Sergio: "I wanted him to grow. I was going to take a few liberties with the time period. I was going to jump him a little more towards the beginning of the modern century, parallel to the Mexican revolution. There was a lot of subplots I had in mind...I was going to make it like a saga.
I am very much interested, like in Groo and other comics, in the plot. The storyline is so, so important to me. If I wanted to write the bad guy/good guy comics, I could write one an hour, but that's not the point. The point is something different, something that can lend to a good plot and good character development. That's what I like."
And the reason that Bat Lash had to turn in his saddle after only 8 issues?
Sergio: "It was a difficult time for comics that weren't superheroes. Marvel was increasing the superhero thing, it was a whole change of attitude. It was the period when the superhero took over completely.
And working on Bat Lash in 1968?
Sergio: " Comics were different then. If a story was late, and they had a friend over there, they would give the story to them. They would take it wherever they wanted to without even telling the author, because they didn't think it made a difference. There was a couple of things that hurt, suddenly it was, 'Wait, I didn't do that.' They would change the whole thing completely. That was...disappointing."
Do you see many issues of Bat Lash today?
Sergio: "No. I see about as many of those as I see of 'Plop'. If they bring (Bat Lash) up, I know they're a true fan. 'Hey, they know about it!' I'm very happy about that."
What about the various Bat Lash revivals?

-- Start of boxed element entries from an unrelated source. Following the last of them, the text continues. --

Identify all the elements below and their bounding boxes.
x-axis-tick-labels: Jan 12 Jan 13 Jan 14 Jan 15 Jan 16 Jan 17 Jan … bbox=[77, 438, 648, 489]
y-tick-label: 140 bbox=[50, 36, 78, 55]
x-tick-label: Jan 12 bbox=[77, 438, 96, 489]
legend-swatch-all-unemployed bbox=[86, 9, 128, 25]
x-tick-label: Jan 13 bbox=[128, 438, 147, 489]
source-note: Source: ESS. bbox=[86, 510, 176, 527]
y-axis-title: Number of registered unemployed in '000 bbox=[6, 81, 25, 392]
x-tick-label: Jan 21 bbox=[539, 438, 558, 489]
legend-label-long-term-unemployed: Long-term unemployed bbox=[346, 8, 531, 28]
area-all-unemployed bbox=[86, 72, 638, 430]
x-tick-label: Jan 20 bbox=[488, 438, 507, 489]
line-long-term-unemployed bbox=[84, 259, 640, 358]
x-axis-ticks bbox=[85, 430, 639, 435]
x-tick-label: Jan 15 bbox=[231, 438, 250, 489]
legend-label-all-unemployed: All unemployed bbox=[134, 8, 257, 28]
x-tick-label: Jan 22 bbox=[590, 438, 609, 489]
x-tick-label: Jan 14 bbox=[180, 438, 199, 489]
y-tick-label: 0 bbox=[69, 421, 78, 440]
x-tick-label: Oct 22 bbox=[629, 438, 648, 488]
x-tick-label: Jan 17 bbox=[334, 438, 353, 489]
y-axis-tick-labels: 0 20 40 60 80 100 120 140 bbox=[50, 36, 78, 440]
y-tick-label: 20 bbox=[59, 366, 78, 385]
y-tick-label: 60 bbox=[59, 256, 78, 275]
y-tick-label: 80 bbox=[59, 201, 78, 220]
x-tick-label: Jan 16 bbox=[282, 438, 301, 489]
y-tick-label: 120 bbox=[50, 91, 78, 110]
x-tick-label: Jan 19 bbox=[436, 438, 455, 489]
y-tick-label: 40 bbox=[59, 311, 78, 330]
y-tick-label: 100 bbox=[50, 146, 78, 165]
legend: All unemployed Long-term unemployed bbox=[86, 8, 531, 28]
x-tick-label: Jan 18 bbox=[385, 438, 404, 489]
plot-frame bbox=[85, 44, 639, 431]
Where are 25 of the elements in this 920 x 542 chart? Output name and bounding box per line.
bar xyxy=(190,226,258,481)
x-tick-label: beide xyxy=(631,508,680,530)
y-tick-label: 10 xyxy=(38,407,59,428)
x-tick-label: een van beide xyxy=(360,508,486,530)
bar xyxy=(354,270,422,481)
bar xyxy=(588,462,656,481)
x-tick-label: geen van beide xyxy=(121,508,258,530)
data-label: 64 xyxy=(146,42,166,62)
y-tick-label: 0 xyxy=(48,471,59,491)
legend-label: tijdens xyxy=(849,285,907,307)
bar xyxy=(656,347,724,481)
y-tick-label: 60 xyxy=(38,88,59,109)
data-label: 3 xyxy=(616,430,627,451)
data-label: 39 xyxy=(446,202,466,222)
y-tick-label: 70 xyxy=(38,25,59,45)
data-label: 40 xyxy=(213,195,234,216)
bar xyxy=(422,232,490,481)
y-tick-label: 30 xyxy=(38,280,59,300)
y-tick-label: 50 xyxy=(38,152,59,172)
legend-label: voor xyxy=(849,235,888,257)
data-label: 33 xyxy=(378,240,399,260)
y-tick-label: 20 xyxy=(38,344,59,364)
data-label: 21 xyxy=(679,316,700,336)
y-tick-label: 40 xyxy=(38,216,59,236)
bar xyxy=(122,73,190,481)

Sergio: "Didn't work on those."
Denny: "I wrote a few in the 70's, (Weird Western Tales), but that's about it."
Any plans for the character?
Denny: "Maybe I'll just go over and say, 'Hey, a fan called me today about Bat Lash! Maybe we should do a revival..."
So Bat Lash rode into the sunset (sorry, inevitable joke there), but he's not forgotten. This article is proof of that. So is the dash for any Bat Lash originals that make it to the market. One dealer who recently offered a Bat Lash half page (basically one large panel) told me he could have sold it seventy times over.
Hey, Nick, Denny and Sergio are still around, maybe.... No. Maybe those eight issue will have to satisfy us.
Thanks to Sergio Aragones, Denny O'Neil, Mark Evanier for help with this article.
This first appeared in Comic Book Artist #1, 1998, in edited form. It became a bone of contention with Carmine Infantino who threatened a lawsuit over it (See “Carmine Infantino Hates Me” elsewhere on this blog). The entire series was reprinted for the first time as a whole since the 60s in the DC Showcase series. Bat Lash has been revived recently, (even guest starred on cartoons) without Denny or Sergio. It was okay, but not the series it was. But then, I might not be the person to ask.